Arbeitsplan
Aus Freimaurer-Wiki
Autor: Philipp Gerlach
Ein freimaurerischer Arbeitsplan ist das kalendarische Programm einer Loge. Er legt fest, wann sich die Brüder und Schwestern der Loge treffen und was an diesen Terminen passiert. Dadurch informiert er die Brüder und Schwestern, wann ihre Anwesenheit erforderlich bzw. möglich ist. In der Regel ist er öffentlich zugänglich.
Beispiel eines freimaurerischen Arbeitsplans. (Hier: Die 2. Hälfte des Maurerjahres 2024/25 der Loge Jacob de Molay zum Nordstern)
Etymologie
Da in der Freimaurerei das Abhalten von Ritualen als 'Arbeit' (Arbeit am rauhen Stein) bezeichnet wird, nennt man den Terminplan einer Loge folgerichtig ihren 'Arbeitsplan'.
Inhalte
Anders als der bürgerliche Kalender orientiert sich der 'Arbeitsplan' der meist am sogenannten Logenjahr mit folgenden Kenngrößen:
- Beginn: Meist im September (nach der Sommerpause).
- Ende: Im Juni, traditionell um das Johannisfest (24. Juni) herum.

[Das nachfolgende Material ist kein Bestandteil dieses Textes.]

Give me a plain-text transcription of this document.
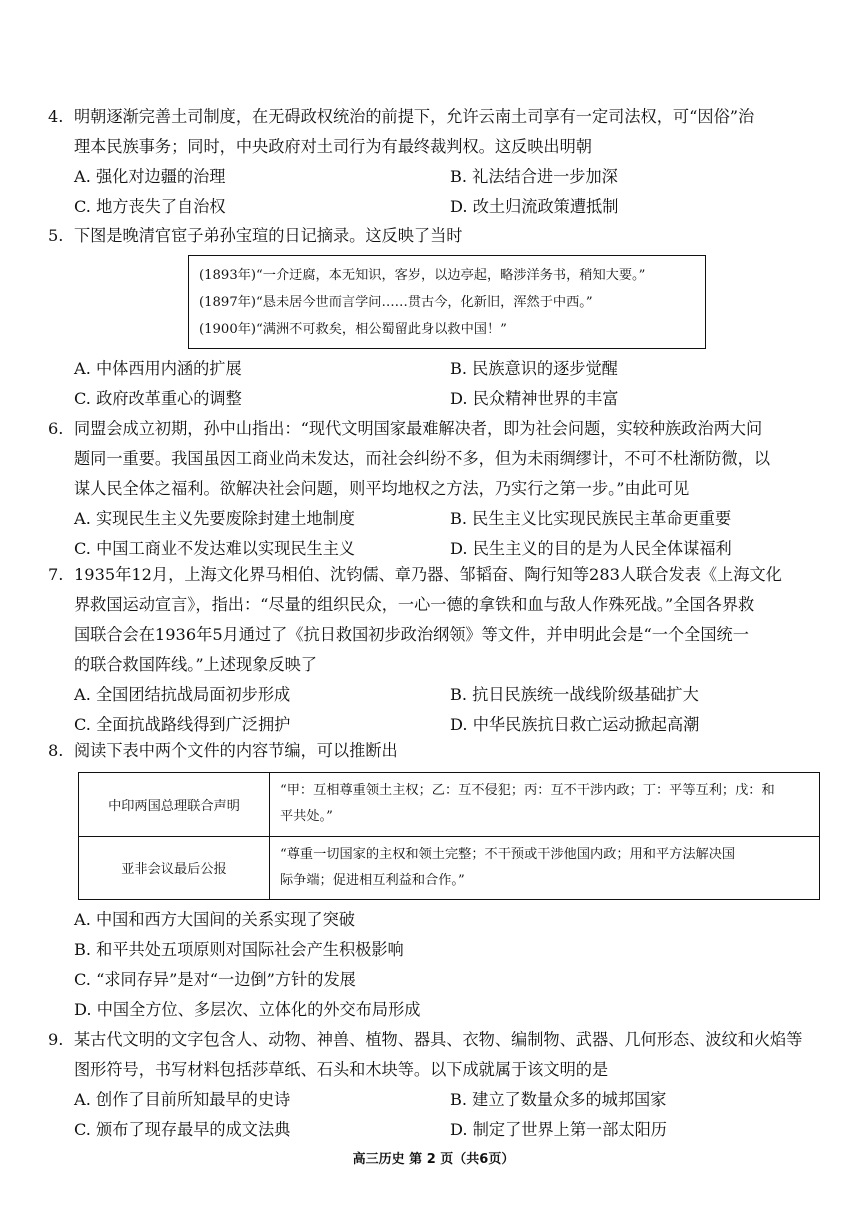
4. 明朝逐渐完善土司制度，在无碍政权统治的前提下，允许云南土司享有一定司法权，可“因俗”治
理本民族事务；同时，中央政府对土司行为有最终裁判权。这反映出明朝
A. 强化对边疆的治理	B. 礼法结合进一步加深
C. 地方丧失了自治权	D. 改土归流政策遭抵制
5. 下图是晚清官宦子弟孙宝瑄的日记摘录。这反映了当时
(1893年)“一介迂腐，本无知识，客岁，以边亭起，略涉洋务书，稍知大要。”
(1897年)“恳未居今世而言学问……贯古今，化新旧，浑然于中西。”
(1900年)“满洲不可救矣，相公蜀留此身以救中国！”
A. 中体西用内涵的扩展	B. 民族意识的逐步觉醒
C. 政府改革重心的调整	D. 民众精神世界的丰富
6. 同盟会成立初期，孙中山指出：“现代文明国家最难解决者，即为社会问题，实较种族政治两大问
题同一重要。我国虽因工商业尚未发达，而社会纠纷不多，但为未雨绸缪计，不可不杜渐防微，以
谋人民全体之福利。欲解决社会问题，则平均地权之方法，乃实行之第一步。”由此可见
A. 实现民生主义先要废除封建土地制度	B. 民生主义比实现民族民主革命更重要
C. 中国工商业不发达难以实现民生主义	D. 民生主义的目的是为人民全体谋福利
7. 1935年12月，上海文化界马相伯、沈钧儒、章乃器、邹韬奋、陶行知等283人联合发表《上海文化
界救国运动宣言》，指出：“尽量的组织民众，一心一德的拿铁和血与敌人作殊死战。”全国各界救
国联合会在1936年5月通过了《抗日救国初步政治纲领》等文件，并申明此会是“一个全国统一
的联合救国阵线。”上述现象反映了
A. 全国团结抗战局面初步形成	B. 抗日民族统一战线阶级基础扩大
C. 全面抗战路线得到广泛拥护	D. 中华民族抗日救亡运动掀起高潮
8. 阅读下表中两个文件的内容节编，可以推断出
中印两国总理联合声明	“甲：互相尊重领土主权；乙：互不侵犯；丙：互不干涉内政；丁：平等互利；戊：和
平共处。”

亚非会议最后公报	“尊重一切国家的主权和领土完整；不干预或干涉他国内政；用和平方法解决国
际争端；促进相互利益和合作。”
A. 中国和西方大国间的关系实现了突破
B. 和平共处五项原则对国际社会产生积极影响
C. “求同存异”是对“一边倒”方针的发展
D. 中国全方位、多层次、立体化的外交布局形成
9. 某古代文明的文字包含人、动物、神兽、植物、器具、衣物、编制物、武器、几何形态、波纹和火焰等
图形符号，书写材料包括莎草纸、石头和木块等。以下成就属于该文明的是
A. 创作了目前所知最早的史诗	B. 建立了数量众多的城邦国家
C. 颁布了现存最早的成文法典	D. 制定了世界上第一部太阳历
高三历史 第 2 页（共6页）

- In den Sommermonaten (Juli/August) finden i.d.R. keine offiziellen Termine statt.
Ein Arbeitsplan unterscheidet zwischen verschiedenen Arten von Zusammenkünften. Dazu zählen:
- Tempelarbeiten, inkl. der Angabe in welchem Grad gearbeitet wird. (z.B. 'Tempelarbeit in 1' bzw. kurz 'TA1' für ein Ritual im 1. Grad, das also Lehrlingen, Gesellen und Meistern offen steht; oder 'TA3' für eines, das nur Meistern offen steht).
- Instruktionslogen / Instruktionen: Unterrichtsabende oder Diskussionsrunden zu freimaurerischen Symbolen und Ritualen (teils ebenfalls nach Graden getrennt).
- Brudermahle / Collagen / brüderliche Abende: Zwanglose Treffen, oft ohne rituellen Rahmen, z.B. zum gemeinsamen Essen und Gedankenaustausch.
- Organisatorische Treffen: Darunter Beamtenräte und Mitgliederversammlungen (z.B. zur Wahl ebendieser Beamten durch alle Brüder).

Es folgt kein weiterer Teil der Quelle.